ZillionTV's Investors Said To Be Shopping Its Assets

ZillionTV, the startup developing an ad-supported broadband IP video service for telcos, appears to have ceased operations and its backers are now in the process of trying to sell its assets, according to two sources familiar with the company.

The phones and fax line listed for ZillionTV's main office -- most recently at an address in Santa Clara, Calif., according to its website -- have been disconnected.

Reached via e-mail, ZillionTV chairman and co-founder Mitch Berman declined to comment on the status of the company. He added that he would be "glad to speak" in December.

ZillionTV received a $4 million seed round of funding from Sierra Ventures and Concept Ventures in December 2007. In addition, Qwest Communications in early 2009 invested a reported $10 million in return for the exclusive rights to offer the IP-delivered service in its footprint.
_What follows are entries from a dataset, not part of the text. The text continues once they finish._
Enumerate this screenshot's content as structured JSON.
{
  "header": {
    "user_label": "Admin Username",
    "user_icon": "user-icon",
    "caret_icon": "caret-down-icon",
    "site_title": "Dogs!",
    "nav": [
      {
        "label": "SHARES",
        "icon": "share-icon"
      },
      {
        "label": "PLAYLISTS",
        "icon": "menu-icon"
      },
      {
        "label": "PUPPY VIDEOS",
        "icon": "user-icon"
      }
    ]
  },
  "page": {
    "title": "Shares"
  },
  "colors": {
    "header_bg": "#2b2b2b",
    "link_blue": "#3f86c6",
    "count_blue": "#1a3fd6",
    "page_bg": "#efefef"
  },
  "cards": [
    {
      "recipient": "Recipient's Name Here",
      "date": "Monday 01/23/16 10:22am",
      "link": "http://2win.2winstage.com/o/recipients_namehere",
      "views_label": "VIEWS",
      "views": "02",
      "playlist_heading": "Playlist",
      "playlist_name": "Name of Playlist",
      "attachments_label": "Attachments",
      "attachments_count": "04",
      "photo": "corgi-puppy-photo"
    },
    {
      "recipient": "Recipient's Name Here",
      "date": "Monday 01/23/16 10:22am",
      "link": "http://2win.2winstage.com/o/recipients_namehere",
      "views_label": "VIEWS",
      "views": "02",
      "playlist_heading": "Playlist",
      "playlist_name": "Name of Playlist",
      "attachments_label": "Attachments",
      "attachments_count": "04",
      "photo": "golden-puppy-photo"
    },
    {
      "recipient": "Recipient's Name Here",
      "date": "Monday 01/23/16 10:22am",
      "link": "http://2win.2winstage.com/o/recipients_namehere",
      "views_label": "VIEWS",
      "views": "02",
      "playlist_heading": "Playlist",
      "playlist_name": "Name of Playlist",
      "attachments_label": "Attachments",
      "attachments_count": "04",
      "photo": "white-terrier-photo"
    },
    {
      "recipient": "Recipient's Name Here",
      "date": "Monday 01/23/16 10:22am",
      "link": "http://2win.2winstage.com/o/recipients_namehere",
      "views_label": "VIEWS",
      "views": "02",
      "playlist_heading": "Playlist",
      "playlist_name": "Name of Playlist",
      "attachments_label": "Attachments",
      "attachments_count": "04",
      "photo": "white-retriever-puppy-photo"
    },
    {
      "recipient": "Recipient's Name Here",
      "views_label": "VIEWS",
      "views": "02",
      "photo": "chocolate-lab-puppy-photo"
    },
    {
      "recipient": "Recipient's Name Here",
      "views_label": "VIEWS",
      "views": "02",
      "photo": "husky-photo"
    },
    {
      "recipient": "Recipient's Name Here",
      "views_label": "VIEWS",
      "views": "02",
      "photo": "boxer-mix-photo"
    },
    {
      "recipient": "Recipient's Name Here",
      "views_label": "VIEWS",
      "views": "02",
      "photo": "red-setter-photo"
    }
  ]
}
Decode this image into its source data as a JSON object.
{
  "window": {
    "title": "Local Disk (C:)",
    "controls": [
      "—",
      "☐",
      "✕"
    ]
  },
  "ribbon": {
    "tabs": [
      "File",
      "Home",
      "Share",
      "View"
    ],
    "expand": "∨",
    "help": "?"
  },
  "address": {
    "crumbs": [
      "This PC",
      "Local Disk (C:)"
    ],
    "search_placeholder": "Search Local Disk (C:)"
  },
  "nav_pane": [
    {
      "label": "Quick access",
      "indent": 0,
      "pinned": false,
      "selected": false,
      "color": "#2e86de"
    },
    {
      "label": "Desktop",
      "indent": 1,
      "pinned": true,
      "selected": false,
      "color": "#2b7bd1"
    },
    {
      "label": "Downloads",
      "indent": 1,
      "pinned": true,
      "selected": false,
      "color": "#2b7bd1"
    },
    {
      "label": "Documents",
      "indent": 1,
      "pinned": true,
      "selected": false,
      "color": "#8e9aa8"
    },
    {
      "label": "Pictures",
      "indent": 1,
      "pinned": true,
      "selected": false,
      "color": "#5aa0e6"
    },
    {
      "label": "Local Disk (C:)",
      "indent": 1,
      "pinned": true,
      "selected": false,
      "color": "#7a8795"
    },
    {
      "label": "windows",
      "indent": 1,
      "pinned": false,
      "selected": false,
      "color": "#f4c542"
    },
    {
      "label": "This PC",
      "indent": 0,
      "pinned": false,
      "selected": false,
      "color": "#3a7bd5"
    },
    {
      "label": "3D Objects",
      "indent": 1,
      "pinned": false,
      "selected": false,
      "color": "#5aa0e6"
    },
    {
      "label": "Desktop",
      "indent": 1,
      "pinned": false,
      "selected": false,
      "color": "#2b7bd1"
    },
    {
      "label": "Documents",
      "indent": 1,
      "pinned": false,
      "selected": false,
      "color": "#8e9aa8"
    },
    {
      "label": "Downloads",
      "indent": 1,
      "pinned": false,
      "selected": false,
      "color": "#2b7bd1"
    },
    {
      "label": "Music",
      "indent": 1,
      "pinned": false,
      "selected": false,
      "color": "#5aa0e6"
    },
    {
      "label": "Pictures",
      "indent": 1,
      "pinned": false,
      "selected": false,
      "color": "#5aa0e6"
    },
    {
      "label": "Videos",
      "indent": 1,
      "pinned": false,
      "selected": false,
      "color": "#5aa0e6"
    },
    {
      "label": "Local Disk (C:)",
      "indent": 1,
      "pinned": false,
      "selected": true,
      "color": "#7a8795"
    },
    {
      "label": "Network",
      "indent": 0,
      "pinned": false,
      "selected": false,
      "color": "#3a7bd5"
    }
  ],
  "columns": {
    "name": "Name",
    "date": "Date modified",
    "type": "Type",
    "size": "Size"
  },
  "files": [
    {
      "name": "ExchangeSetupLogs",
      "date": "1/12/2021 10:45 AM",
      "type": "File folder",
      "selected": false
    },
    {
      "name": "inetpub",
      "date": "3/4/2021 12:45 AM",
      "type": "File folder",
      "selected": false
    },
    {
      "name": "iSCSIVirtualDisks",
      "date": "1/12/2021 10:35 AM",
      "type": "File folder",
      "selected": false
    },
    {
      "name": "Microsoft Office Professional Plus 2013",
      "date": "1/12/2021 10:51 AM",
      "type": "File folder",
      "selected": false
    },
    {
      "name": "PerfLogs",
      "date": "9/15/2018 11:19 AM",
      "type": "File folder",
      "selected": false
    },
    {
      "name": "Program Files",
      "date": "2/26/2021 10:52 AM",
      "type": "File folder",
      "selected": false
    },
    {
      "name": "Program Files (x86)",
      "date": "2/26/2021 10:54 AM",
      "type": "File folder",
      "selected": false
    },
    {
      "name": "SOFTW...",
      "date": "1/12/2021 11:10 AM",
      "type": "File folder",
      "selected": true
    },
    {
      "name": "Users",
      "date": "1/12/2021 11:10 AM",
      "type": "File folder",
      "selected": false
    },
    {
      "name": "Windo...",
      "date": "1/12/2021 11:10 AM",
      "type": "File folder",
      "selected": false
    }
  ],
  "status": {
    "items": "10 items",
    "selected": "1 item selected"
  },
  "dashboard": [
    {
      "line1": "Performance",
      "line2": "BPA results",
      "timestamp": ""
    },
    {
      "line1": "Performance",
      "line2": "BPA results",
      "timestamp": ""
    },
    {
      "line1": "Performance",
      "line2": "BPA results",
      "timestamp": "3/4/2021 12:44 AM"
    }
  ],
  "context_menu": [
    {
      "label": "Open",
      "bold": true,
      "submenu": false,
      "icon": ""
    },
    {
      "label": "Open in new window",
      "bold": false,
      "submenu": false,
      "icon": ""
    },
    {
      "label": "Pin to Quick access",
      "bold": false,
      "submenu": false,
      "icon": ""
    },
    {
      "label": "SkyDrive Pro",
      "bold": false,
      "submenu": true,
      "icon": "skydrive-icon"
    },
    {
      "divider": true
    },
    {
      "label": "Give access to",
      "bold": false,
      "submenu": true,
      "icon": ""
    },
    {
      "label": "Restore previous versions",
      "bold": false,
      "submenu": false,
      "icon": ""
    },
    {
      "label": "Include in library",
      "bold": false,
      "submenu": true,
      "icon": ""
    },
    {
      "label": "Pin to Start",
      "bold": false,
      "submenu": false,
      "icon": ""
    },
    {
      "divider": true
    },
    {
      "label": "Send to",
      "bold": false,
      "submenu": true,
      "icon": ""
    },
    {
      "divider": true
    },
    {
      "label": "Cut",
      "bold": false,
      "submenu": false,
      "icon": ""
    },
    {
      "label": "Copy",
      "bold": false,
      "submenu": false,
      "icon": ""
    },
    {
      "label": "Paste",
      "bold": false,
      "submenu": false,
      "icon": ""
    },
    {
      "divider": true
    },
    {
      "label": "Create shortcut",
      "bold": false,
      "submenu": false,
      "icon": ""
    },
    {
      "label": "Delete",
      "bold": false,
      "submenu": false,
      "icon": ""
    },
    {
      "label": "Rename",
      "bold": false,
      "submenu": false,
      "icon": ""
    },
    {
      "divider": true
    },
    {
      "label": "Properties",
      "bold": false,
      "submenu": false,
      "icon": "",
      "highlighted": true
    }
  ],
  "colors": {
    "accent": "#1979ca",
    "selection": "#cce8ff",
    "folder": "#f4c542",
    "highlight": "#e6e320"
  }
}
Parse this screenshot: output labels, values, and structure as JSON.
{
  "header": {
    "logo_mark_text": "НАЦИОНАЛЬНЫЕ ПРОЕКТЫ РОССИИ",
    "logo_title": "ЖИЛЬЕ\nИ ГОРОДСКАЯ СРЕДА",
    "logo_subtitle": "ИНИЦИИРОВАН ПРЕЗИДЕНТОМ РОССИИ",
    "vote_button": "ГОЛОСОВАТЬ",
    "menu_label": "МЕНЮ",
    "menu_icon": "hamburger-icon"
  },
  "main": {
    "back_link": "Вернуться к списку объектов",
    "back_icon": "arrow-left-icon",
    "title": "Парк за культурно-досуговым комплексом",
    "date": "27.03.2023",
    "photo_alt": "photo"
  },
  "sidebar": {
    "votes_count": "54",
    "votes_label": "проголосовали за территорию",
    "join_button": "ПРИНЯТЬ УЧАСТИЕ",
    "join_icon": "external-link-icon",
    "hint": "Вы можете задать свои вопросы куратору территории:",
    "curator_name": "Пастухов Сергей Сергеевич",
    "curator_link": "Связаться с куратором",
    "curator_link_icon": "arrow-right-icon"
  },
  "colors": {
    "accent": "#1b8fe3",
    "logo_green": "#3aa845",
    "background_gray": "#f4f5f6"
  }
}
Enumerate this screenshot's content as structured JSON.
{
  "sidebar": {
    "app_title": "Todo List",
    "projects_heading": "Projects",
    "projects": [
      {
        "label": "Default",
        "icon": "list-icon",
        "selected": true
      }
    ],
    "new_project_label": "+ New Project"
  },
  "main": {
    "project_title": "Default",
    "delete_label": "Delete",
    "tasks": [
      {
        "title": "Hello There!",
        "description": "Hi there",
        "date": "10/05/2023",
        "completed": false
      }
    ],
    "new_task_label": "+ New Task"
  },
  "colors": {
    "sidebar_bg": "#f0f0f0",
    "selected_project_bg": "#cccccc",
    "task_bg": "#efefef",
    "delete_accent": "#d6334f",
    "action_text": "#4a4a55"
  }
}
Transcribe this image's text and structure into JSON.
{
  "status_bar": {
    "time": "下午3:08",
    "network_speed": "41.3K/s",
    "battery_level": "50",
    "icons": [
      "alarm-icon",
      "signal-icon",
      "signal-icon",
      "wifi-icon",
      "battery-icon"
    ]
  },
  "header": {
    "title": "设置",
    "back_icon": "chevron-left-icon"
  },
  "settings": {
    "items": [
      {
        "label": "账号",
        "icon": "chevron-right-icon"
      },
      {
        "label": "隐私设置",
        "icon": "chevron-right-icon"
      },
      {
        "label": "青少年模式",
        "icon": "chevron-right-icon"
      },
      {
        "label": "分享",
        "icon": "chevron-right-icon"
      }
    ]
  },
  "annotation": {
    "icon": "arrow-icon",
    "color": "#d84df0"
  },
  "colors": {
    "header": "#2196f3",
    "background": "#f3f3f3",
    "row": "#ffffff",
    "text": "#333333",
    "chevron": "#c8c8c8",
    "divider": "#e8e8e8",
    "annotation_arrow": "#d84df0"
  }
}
Sierra Ventures managing director David Schwab and Concept Ventures managing director Julien Nguyen did not respond to requests for comment. A Qwest spokeswoman on Wednesday reiterated that the telco "made a very small, or immaterial, investment in Zillion" in 2009 but otherwise had no additional comment.

ZillionTV, which at one point had around 100 employees, had been expecting to launch its service commercially in the second half of 2010 with Qwest and other telco partners over DSL broadband connections.

The company touted content-distribution agreements with five major Hollywood studios -- Walt Disney Co., 20th Century Fox Television, NBC Universal, Sony and Warner Bros. -- and was hoping to launch with 15,000 titles available for free, to rent or for purchase. ZillionTV also claimed to have backing from Visa and set-top chip manufacturer Sigma Designs, which provided the media processor for its set-top.

According to one industry source, ZillionTV's content-distribution agreements with the movie studios would not be transferrable to an acquiring entity.

ZillionTV's idea was to sell subscribers a subsidized Internet-connected set-top (for less than $100) and let them watch free TV shows and movies after sitting through targeted ads, or sell them transactional VOD content. The startup had even envisioned adding a TV commerce component by linking users' Visa cards with the service to purchase products directly from their TV.

In October 2009, ZillionTV hired Jack Lawrence as its CEO, who took over management duties for Berman. Previously Lawrence was CFO of games company Cranium and Dotcast, which had supplied underlying datacasting technology for Disney's now-defunct MovieBeam service.

Berman, prior to joining ZillionTV, was corporate vice president of global marketing for C-COR, the video-on-demand vendor acquired by Arris in December 2007. Prior to C-COR, he headed marketing and operations for interactive television middleware vendor OpenTV, and had worked at E! and HBO.